Decoding RNA from Extinct Tasmanian Tiger
In a historic scientific achievement, geneticists have successfully isolated and decoded RNA molecules from an extinct creature. This groundbreaking discovery sheds new light on the genetic makeup of the Tasmanian tiger, or thylacine, which vanished from the Earth approximately 2,000 years ago. The genetic material was extracted from a 130-year-old thylacine specimen housed in the Swedish Museum of Natural History in Stockholm. The findings of this extraordinary research were published in the scientific journal Genome Research.
Revealing Ancient Secrets
Lead study author Emilio Mármol Sánchez, a computational biologist at the Centre for Palaeogenetics and SciLifeLab in Sweden, emphasized the significance of this achievement. “RNA gives you the chance to go through the cell, the tissues and find the real biology that has been preserved in time for that animal, the thylacine species, right before they died,” said Mármol Sánchez.
For the first time, researchers have sequenced RNA from an extinct animal species — the Tasmanian tiger.

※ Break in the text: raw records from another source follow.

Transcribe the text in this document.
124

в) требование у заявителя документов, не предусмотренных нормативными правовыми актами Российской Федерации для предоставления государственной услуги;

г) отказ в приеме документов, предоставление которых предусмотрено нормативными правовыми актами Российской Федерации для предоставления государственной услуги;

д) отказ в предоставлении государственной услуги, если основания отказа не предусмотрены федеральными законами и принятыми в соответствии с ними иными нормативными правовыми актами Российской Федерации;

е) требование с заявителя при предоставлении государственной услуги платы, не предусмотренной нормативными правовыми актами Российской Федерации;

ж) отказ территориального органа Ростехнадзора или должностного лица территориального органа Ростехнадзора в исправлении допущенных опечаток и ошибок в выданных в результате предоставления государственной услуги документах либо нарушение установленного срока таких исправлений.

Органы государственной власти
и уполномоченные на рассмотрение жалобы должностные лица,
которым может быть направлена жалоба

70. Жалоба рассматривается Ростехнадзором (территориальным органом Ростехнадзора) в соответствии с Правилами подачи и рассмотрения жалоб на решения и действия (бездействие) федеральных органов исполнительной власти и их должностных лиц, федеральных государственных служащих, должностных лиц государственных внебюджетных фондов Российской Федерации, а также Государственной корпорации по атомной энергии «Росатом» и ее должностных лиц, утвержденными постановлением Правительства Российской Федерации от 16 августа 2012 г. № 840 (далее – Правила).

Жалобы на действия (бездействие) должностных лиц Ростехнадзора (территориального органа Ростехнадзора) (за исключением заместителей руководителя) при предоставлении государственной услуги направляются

Genetic sequences from a museum specimen offer fresh clues about the physiology of thylacines, which went extinct in the 1930s https://t.co/VvAhuPOHjw
— nature (@Nature) September 20, 2023
The thylacine, roughly the size of a coyote, was a marsupial predator that once roamed various regions but ultimately met its demise, except for a population in Tasmania, due to hunting by European settlers. The last known thylacine, named Benjamin, succumbed to exposure in 1936 at the Beaumaris Zoo in Hobart, Tasmania.
While the primary goal of this research was not de-extinction, the newfound understanding of the Tasmanian tiger’s genetic makeup could contribute to ongoing efforts to resurrect the species in some capacity.
Resurrecting a Lost Species
Andrew Pask, leading a project aimed at resurrecting the thylacine, hailed the research as “groundbreaking.” He noted, “We had previously thought only DNA remained in old museum and ancient samples, but this paper shows you can also get RNA from tissues.” Pask, a professor at the University of Melbourne in Australia and head of the Thylacine Integrated Genetic Restoration Research Lab, highlighted the potential of this discovery to deepen our comprehension of extinct animals and enhance the reconstruction of their genomes.
While ancient DNA can endure for over a million years under optimal conditions, RNA, a temporary copy of a DNA section, was believed to degrade rapidly. In 2019, a team managed to sequence RNA from the skin of a 14,300-year-old wolf preserved in permafrost. However, this latest research marks the first time RNA has been extracted from an extinct species.
A Glimpse into the Past and Future
Mármol Sánchez views this study as a proof of concept and envisions further research to recover RNA from even older extinct animals, such as the woolly mammoth.
The research team successfully sequenced RNA from the skin and skeletal muscle tissues of the thylacine specimen, identifying thylacine-specific genes. This information constitutes the animal’s transcriptome, analogous to the genome stored in DNA. While DNA serves as life’s instruction manual within each cell, RNA plays a critical role in producing proteins by transcribing specific DNA segments.
Understanding RNA provides scientists with a more comprehensive view of an animal’s biology. Mármol Sánchez likens DNA to a city’s recipe book, while RNA allows each restaurant (cell) to prepare different dishes from that reference book.
By exploring RNA, scientists can uncover the intricate details of an animal’s metabolism and biology, creating a deeper understanding of these extinct species that once roamed our planet. It’s akin to tasting the unique flavors of various restaurants, revealing the true essence of life that thrived among these ancient creatures.